Pig virus drives bacon prices up

By Melonie Flomer

April 11, 2014

Bacon prices are on the rise in grocery stores in Richmond County and across the country. An anticipated shortfall in pork production is driving the price hikes, and the reason for that shortfall is America’s first encounter with a swine virus believed to have originated in China.

The virus has not been found in Richmond County, but officials report that the deadly virus has been killing newborn pigs in 27 states, including North Carolina, for 11 months. The North Carolina Department of Agriculture and Consumer Services defines the virus known as PED (or porcine epidemic diarrhea) as “a viral disease that is associated with outbreaks of diarrhea and vomiting in swine,” but “does not affect people and is not a food safety concern.”

It is, however, a food availability concern. The virus, which takes a heavier toll on young pigs, has caused pork producers in affected states to make the difficult decision to euthanize infected piglets. The resulting loss of thousands of baby pigs has ignited speculation that national pork production will likely decline this year.
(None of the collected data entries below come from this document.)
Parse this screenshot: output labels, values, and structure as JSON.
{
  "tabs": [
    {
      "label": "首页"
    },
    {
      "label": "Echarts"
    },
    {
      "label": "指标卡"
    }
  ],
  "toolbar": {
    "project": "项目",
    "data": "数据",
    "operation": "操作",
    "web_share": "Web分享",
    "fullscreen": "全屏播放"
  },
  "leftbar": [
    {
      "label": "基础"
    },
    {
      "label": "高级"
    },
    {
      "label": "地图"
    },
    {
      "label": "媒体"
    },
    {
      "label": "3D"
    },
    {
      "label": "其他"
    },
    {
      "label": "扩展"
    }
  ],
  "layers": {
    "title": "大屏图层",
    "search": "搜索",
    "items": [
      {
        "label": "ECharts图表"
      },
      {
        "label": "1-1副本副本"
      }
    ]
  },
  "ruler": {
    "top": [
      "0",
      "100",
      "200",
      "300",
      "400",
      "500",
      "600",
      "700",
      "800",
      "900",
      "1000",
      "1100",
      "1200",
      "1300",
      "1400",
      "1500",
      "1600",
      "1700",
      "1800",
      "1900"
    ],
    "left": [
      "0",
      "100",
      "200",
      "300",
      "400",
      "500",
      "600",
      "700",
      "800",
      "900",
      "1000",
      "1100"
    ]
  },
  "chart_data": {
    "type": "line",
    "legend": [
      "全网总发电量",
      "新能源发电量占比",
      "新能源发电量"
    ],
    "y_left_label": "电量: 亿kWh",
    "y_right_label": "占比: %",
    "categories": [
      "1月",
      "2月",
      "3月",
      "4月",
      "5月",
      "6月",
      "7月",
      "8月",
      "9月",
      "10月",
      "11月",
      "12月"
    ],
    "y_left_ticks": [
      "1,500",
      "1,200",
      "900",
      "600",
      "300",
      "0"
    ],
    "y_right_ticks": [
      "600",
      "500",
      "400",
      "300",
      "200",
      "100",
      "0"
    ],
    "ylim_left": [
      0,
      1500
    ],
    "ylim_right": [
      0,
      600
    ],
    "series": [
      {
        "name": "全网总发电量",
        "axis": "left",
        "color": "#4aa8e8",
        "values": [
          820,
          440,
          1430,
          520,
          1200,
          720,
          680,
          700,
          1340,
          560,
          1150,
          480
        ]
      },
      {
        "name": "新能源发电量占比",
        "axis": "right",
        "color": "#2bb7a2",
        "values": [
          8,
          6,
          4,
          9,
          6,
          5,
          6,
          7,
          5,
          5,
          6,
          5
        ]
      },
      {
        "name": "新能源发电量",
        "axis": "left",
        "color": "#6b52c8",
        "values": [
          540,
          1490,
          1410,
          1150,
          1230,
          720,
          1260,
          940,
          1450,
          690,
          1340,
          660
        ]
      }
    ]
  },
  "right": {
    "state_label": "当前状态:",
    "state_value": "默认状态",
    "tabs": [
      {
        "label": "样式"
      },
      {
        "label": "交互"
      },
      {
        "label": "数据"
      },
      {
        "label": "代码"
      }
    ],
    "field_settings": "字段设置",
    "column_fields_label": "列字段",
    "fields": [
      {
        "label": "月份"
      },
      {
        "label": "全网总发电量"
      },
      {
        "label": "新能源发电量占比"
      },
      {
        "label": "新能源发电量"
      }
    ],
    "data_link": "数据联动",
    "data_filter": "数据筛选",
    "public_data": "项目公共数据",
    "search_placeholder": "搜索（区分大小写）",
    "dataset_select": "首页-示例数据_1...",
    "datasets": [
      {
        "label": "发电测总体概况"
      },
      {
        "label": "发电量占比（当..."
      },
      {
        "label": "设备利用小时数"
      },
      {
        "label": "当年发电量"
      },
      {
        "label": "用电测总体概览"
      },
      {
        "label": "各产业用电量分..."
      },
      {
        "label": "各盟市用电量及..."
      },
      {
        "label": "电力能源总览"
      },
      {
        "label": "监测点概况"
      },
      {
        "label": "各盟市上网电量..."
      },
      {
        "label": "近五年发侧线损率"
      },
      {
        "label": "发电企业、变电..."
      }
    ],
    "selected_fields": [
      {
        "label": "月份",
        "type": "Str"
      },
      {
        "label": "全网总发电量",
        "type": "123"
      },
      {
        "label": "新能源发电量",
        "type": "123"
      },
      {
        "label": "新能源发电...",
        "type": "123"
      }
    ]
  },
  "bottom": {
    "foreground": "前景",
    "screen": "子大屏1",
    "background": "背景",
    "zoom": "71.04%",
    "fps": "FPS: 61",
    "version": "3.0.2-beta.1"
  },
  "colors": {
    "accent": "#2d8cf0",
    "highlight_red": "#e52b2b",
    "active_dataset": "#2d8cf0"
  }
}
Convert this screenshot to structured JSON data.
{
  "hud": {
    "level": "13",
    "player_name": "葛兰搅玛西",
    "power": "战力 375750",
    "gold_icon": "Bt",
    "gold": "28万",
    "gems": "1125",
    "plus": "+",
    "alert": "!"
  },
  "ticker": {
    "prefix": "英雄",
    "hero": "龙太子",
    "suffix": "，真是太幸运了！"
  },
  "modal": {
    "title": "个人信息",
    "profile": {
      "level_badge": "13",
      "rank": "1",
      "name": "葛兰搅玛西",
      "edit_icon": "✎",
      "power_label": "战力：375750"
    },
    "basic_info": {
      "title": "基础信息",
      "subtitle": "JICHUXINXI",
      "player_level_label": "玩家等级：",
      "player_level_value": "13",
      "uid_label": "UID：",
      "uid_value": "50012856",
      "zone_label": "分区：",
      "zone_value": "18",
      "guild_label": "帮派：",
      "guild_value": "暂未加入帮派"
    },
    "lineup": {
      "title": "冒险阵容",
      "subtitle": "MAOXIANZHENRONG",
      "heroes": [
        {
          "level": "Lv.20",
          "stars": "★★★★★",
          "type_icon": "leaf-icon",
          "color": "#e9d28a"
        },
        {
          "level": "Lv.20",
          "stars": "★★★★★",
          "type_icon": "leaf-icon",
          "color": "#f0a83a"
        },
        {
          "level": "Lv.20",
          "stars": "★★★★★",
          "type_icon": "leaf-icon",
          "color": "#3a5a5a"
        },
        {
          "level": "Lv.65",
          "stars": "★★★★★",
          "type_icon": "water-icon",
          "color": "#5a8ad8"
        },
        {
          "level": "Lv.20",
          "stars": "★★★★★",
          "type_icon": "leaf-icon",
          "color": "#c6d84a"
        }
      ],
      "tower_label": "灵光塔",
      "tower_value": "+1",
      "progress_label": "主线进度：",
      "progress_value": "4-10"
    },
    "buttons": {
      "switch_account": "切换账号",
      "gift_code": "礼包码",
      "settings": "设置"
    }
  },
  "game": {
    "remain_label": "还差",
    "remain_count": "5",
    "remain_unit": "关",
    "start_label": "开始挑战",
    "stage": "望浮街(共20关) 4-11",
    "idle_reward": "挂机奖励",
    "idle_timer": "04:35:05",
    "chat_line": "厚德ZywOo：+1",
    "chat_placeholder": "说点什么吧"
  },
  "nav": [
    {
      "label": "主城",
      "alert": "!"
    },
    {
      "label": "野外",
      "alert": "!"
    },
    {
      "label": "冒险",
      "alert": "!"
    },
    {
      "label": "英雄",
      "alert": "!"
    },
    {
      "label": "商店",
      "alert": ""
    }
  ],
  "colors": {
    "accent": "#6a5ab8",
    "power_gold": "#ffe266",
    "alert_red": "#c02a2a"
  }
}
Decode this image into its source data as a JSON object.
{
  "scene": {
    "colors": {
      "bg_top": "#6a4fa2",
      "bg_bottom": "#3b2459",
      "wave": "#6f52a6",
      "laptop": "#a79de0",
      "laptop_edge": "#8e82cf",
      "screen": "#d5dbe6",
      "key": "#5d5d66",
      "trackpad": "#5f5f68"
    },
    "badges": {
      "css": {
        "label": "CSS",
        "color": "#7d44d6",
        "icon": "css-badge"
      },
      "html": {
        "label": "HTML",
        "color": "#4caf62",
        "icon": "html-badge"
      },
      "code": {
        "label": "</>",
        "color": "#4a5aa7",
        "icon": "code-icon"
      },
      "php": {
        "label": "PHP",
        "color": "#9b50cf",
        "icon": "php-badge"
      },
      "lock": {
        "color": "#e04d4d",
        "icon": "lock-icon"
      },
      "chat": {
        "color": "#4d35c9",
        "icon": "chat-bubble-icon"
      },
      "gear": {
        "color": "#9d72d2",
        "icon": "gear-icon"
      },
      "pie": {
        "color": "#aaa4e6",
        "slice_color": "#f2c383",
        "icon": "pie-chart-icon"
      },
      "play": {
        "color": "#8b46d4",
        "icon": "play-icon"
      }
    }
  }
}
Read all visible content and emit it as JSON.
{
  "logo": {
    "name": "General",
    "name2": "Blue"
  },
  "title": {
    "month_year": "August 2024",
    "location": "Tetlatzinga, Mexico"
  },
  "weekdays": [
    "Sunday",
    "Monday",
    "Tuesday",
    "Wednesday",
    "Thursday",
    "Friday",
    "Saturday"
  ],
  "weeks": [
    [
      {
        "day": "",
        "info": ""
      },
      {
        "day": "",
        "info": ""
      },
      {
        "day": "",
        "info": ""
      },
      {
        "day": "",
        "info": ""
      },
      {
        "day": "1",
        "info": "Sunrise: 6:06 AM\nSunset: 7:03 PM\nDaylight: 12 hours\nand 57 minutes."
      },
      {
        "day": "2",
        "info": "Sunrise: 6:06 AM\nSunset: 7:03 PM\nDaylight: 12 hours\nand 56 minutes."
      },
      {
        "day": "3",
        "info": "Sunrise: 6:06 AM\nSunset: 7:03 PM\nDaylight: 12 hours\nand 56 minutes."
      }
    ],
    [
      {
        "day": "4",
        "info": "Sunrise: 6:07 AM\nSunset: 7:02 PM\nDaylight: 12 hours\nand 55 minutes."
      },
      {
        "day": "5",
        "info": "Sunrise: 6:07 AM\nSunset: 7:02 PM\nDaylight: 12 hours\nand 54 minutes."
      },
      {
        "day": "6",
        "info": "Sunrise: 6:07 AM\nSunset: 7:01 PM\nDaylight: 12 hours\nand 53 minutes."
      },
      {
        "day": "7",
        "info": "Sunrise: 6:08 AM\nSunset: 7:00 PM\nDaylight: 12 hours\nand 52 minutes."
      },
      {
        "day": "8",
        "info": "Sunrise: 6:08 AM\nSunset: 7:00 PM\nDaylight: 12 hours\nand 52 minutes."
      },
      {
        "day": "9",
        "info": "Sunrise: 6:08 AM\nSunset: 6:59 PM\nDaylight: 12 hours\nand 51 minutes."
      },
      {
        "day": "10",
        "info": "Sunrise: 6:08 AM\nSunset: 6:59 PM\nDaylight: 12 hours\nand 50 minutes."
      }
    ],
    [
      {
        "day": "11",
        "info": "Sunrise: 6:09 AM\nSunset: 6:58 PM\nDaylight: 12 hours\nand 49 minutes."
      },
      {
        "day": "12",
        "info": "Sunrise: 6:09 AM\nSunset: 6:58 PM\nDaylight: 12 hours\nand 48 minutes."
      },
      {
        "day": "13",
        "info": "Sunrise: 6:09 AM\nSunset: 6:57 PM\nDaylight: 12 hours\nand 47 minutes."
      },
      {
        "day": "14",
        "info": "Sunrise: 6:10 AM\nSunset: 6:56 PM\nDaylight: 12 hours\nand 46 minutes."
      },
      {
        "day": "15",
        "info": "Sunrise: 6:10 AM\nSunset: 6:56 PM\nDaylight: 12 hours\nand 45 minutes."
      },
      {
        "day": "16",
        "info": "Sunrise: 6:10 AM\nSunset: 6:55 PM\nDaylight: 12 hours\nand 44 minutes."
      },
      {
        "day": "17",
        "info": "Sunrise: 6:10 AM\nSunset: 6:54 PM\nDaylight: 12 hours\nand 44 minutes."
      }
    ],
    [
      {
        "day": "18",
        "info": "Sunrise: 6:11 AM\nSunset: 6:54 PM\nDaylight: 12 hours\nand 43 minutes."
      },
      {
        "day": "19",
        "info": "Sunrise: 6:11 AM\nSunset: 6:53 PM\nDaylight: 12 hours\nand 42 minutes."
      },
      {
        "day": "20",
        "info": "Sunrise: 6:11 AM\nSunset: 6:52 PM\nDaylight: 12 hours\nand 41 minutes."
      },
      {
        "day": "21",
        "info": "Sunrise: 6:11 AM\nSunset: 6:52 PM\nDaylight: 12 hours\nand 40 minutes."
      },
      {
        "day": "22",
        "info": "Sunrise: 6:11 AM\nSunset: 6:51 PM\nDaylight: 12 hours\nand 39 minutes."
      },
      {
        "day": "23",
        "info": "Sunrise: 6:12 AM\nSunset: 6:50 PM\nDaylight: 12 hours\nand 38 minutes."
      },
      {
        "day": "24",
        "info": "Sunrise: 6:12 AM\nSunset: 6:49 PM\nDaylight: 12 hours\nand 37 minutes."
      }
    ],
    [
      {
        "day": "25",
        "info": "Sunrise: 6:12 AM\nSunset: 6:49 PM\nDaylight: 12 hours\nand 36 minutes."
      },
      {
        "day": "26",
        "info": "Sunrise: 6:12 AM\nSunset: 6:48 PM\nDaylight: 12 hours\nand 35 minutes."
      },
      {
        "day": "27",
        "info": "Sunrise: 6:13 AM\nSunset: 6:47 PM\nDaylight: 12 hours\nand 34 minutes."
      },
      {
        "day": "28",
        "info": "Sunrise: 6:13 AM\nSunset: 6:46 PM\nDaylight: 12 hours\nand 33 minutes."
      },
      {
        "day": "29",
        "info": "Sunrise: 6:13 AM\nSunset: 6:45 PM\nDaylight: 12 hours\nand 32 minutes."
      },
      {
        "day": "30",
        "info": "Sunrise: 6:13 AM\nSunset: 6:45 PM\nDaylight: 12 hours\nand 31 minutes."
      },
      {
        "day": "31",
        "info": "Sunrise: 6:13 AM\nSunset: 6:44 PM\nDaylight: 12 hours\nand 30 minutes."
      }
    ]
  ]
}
Bacon prices have risen with the mortality rates since December.

According to the U.S. Bureau of Labor Statistics “a pound of bacon averaged $5.46 in February, 13 percent more than a year ago.”

Locally, bacon prices are somewhat better than February’s reported national average. As of Wednesday, prices collected from four area grocery stores reflected an average cost of $4.64 per pound.

Tiffanee Conrad, an agricultural extension agent in Richmond County, offered words of caution concerning the spread of the virus in North Carolina.

“No cases of PED virus have been reported to NCDA on any farms in Richmond County or surrounding counties,” she said. “There have been lots of cases in Sampson and Duplin counties. It could be spread here at any time because it is very contagious in pigs to each other. However, people cannot get this disease, only pigs. Our farmers work really hard on taking biosecurity measures on their farms to prevent their animals from getting this disease or any other.”

The measures being taken include thorough cleaning and and disinfection of equipment used to contain and transport hogs. In addition, visitors to local pig farms have been all but eliminated.

In a January article published on the N.C. Cooperative Extension Duplin County Center website, extension agent Amanda Hatcher and support specialist Wanda Hargrove compiled data from the U.S. Department of Agriculture on the live weights of federally inspected hogs and explained why the numbers may indicate a slight increase in pork production in 2014 despite the loss of pigs to PED virus.

According to the article, “Since 2000, the average gain in slaughter weights between June and December averaged 3.62 pounds. In 2013, live weights of federally inspected slaughtered hogs increased by 9.25 pounds. So, while estimated commercial slaughter numbers are expected to increase only fractionally in 2014, higher average dressed weights are expected to contribute to increases in pork production of just under 2 percent in 2014.”

The Associated Press reports that the virus is most active during the cold, winter months and while experimental vaccines are being developed, none have been approved by the federal government. And because it takes six months for a hog to reach market weight, supplies will be short over the summer.

Steve Meyer, a pork industry consultant, told the AP that “in the end, consumers will be most affected with pork prices likely to be 10 percent higher overall this summer than a year ago.”

The Associated Press contributed to this report.